E’ importante pure capire che qualche rammarico resterà per sempre. Così come quello, che è quasi assurdo ma racconta alla perfezione come sono fatti i piloti, che Jorge Martin si porta dietro rispetto alla sua data di nascita. Come se gli dispiacesse essere giovane, perché è significato non aver avuto modo di confrontarsi davvero con Valentino Rossi, Casey Stoner, Dani Pedrosa e quelle leggende lì. “Mi sarebbe piaciuto correre contro di loro, anche se Marc Marquez è rimasto e c’è ancora - dice, rivelando come questi campioni abbiano segnato la sua giovinezza e il suo sogno di diventare un grande pilota – Rossi e Stoner? Li considero tra i migliori della storia. Però adesso io mi sto confrontando con altri campioni, Pecco su tutti e l’ho battuto. Battere Pecco è stato speciale e il livello in generale è altissimo, quindi penso che anche il valore di questo Mondiale sia altissimo, siamo parte di un’epoca importante delle corse”. “Essere parte”, una definizione che torna quando martin torna a parlare del mondiale appena vinto e di quanta gratitudine c’è, nonostante tutto, verso Ducati. “Mi hanno dato l’opportunità di arrivare in MotoGP e mi hanno sempre dato fiducia – aggiunge - Senza di loro, non sarei qui oggi.
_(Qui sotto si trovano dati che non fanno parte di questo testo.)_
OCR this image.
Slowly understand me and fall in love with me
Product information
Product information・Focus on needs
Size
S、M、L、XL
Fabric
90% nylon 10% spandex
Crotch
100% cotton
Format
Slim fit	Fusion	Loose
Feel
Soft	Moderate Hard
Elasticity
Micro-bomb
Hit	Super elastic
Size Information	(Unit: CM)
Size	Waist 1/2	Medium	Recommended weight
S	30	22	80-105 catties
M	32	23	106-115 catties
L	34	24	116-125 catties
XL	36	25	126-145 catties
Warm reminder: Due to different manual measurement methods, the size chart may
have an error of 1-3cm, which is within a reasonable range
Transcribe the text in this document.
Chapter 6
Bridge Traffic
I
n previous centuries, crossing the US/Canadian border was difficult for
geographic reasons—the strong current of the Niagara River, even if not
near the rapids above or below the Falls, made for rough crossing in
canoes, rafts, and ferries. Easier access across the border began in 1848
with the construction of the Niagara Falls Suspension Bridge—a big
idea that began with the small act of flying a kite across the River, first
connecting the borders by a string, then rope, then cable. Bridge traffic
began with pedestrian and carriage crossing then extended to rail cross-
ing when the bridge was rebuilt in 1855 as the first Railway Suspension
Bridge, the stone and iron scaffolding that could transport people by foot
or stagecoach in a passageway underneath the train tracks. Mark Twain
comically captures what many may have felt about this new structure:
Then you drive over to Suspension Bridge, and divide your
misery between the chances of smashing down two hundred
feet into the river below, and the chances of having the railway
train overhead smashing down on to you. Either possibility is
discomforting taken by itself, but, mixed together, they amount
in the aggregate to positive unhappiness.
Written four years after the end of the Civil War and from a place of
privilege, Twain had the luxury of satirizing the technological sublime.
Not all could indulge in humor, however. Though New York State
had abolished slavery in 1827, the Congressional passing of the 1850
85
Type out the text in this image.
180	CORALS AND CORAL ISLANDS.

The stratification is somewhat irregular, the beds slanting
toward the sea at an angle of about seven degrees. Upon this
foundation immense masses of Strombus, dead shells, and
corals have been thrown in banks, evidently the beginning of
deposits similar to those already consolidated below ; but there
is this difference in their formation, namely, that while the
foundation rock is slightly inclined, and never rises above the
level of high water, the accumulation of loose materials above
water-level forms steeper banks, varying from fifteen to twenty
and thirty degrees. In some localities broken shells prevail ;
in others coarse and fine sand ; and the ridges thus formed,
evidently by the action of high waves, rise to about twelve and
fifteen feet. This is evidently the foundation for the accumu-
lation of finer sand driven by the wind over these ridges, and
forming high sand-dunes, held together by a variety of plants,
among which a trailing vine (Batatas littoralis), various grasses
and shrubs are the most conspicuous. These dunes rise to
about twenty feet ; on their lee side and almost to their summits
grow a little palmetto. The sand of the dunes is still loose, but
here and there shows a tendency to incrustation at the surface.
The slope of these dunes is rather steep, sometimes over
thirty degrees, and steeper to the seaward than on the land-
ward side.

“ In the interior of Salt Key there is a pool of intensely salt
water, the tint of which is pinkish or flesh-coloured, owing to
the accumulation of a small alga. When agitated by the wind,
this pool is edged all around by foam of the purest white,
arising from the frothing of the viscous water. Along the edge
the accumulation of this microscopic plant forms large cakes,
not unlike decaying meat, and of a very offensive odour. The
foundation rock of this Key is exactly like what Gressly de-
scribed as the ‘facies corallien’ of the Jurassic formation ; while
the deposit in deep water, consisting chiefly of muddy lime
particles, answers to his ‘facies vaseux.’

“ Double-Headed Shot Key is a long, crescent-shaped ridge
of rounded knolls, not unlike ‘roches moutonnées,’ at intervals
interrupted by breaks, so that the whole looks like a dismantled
Mi hanno dato ottimi contratti e una moto molto competitiva, mantenendo le promesse fatte e permettendo che il titolo finisse in un box sempre Ducati, ma diverso da quello ufficiale”.
Un box in cui lui non porterà i suoi stivali dopo esserci andato vicinissimo per due volte e aver trovato la saracinesca abbassata all’ultimo, prima per Enea Bastianini e ora per Marc Marquez, ma un traguardo, diventare pilota ufficiale, che Martin raggiungerà comunque proprio con Aprilia. “Essere finalmente in una squadra ufficiale sarà unico - ha afferma - Avere 150, 200 persone che lavorano per te, ingegneri che ti ascoltano e vogliono che tu vinca, penso che sarà un'esperienza unica. Sento la responsabilità di essere il leader di questo progetto, ma il Capitano era Aleix, io sarò altro. Aleix ha fatto un lavoro straordinario per portare Aprilia a questi livelli. Non posso che essere grato per quello che ha fatto”.
Guardando al futuro, il 2025 si prospetta intrigante. Martin ha un pronostico audace: vede Pecco Bagnaia come possibile favorito per il Mondiale, con Marc Marquez “molto indietro”. La sua analisi è lucida, ma nel contempo provocatoria. Anzi: il suo pronostico suona di riuscito esercizio sull’eleganza nella provocazione. “La MotoGP – ha concluso - è fatta di epoche, c'è stata un'era Yamaha, un'era Honda, un'era Ducati... e chissà se la prossima sarà un'altra era”.